Over the past two decades, vast and rapid changes have been witnessed in the use and diffusion of information technologies. The introduction and growing use of the internet has exerted a substantial impact on everyday life, changing the way humans interact, consume information and conduct their daily activities. However, the adoption of information technologies has not been equally met by all members of society, resulting in gaps in access, usage and the type of on-line content consumed across socio-demographic, economic and spatial landscapes. The study of this phenomenon, known as the digital divide, is becoming increasingly important in recent years for policy purposes.
Commonly used methods and tools for the evaluation of the digital divide include surveys, structured interviews, open questionnaires and indicator analysis.
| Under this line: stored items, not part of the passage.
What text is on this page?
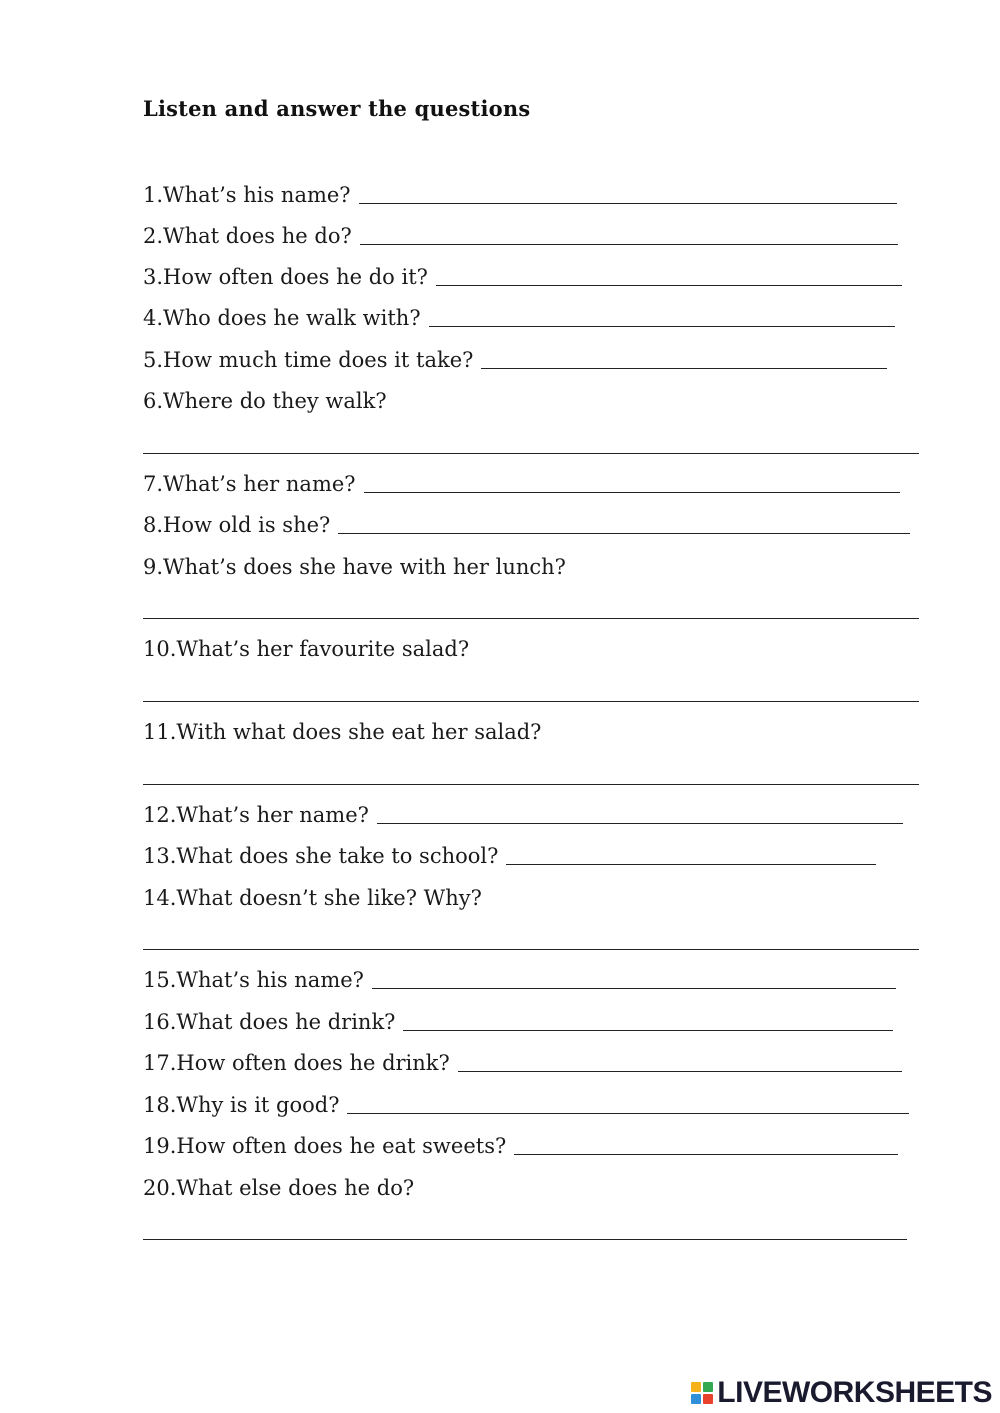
Listen and answer the questions
1.What’s his name?
2.What does he do?
3.How often does he do it?
4.Who does he walk with?
5.How much time does it take?
6.Where do they walk?
7.What’s her name?
8.How old is she?
9.What’s does she have with her lunch?
10.What’s her favourite salad?
11.With what does she eat her salad?
12.What’s her name?
13.What does she take to school?
14.What doesn’t she like? Why?
15.What’s his name?
16.What does he drink?
17.How often does he drink?
18.Why is it good?
19.How often does he eat sweets?
20.What else does he do?
LIVEWORKSHEETS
These “self-report” methods, while very important and useful, are prone to several weaknesses. They are obtrusive, costly, unreplicable, have very little granularity with respect to regional analyses and are subjects to real sampling bias.
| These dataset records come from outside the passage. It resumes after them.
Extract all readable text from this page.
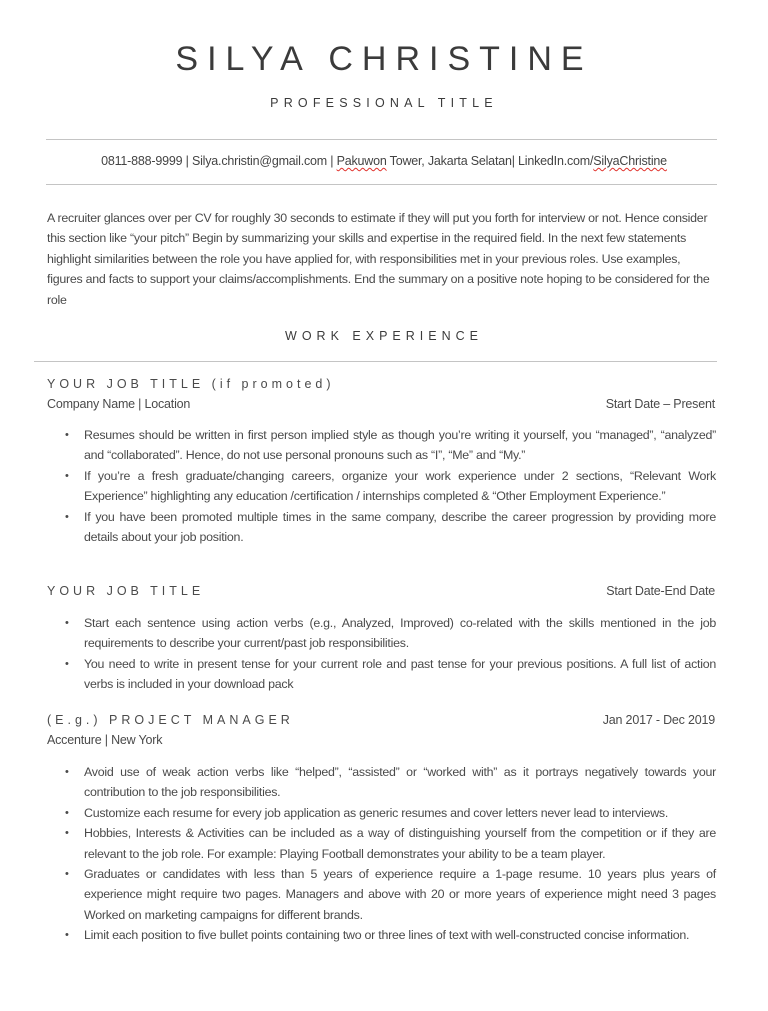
SILYA CHRISTINE
PROFESSIONAL TITLE
0811-888-9999 | Silya.christin@gmail.com | Pakuwon Tower, Jakarta Selatan| LinkedIn.com/SilyaChristine
A recruiter glances over per CV for roughly 30 seconds to estimate if they will put you forth for interview or not. Hence consider this section like “your pitch” Begin by summarizing your skills and expertise in the required field. In the next few statements highlight similarities between the role you have applied for, with responsibilities met in your previous roles. Use examples, figures and facts to support your claims/accomplishments. End the summary on a positive note hoping to be considered for the role
WORK EXPERIENCE
YOUR JOB TITLE (if promoted)
Company Name | Location	Start Date – Present
• Resumes should be written in first person implied style as though you’re writing it yourself, you “managed”, “analyzed” and “collaborated”. Hence, do not use personal pronouns such as “I”, “Me” and “My.”
• If you’re a fresh graduate/changing careers, organize your work experience under 2 sections, “Relevant Work Experience” highlighting any education /certification / internships completed & “Other Employment Experience.”
• If you have been promoted multiple times in the same company, describe the career progression by providing more details about your job position.
YOUR JOB TITLE	Start Date-End Date
• Start each sentence using action verbs (e.g., Analyzed, Improved) co-related with the skills mentioned in the job requirements to describe your current/past job responsibilities.
• You need to write in present tense for your current role and past tense for your previous positions. A full list of action verbs is included in your download pack
(E.g.) PROJECT MANAGER	Jan 2017 - Dec 2019
Accenture | New York
• Avoid use of weak action verbs like “helped”, “assisted” or “worked with” as it portrays negatively towards your contribution to the job responsibilities.
• Customize each resume for every job application as generic resumes and cover letters never lead to interviews.
• Hobbies, Interests & Activities can be included as a way of distinguishing yourself from the competition or if they are relevant to the job role. For example: Playing Football demonstrates your ability to be a team player.
• Graduates or candidates with less than 5 years of experience require a 1-page resume. 10 years plus years of experience might require two pages. Managers and above with 20 or more years of experience might need 3 pages Worked on marketing campaigns for different brands.
• Limit each position to five bullet points containing two or three lines of text with well-constructed concise information.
In this project, an innovative and novel approach for identifying, collecting, analyzing and visualizing the digital divide is presented, using unobtrusive methods. The main goal of the research is to supply the theoretical and practical underpinning for measuring and evaluating the digital divide using digital trace data.
In the framework of the study, six different digital trace data sources, parsed with reference to socio-demographic and spatial attributes, were used to analyze online user behavior, with the specific aim of studying digital gaps. The raw datasets were cleaned, processed, coded and analyzed, both on an individual and on a triangulation basis. The triangulation approach involved the combination and application of several methods and tools with the specific aim of facilitating the understanding of the digital divide phenomenon. This methodology was demonstrated by a case-study that investigated and analyzed digital gaps in the rights realization domain and involved the use of data stories that supplied systematic guidance for researching and understanding these divides. The data-driven stories were subsequently portrayed by data visualization. The design space of data visualization of trace data in the digital divide context was discussed, highlighting its multi-dimensional, time-oriented and multi-source characteristics. The research findings were presented using a wide range of descriptive and quantitative statistical methods as well as qualitative tools, involving textual analysis of on-line discussions.
The results of the research provide both a proof of concept and important insights regarding the use of digital trace data in the study of the digital divide and as to the ability of unobtrusive tools to replace self-report methods in this task. The findings of the research pointed out the existence of digital gaps, as reflected by usage volume (number of visits/distribution of visits), variety (the number of different website categories visited by the user) and content usage (type of on-line activities), with the latter category being the most significant in terms of gaps out of the three.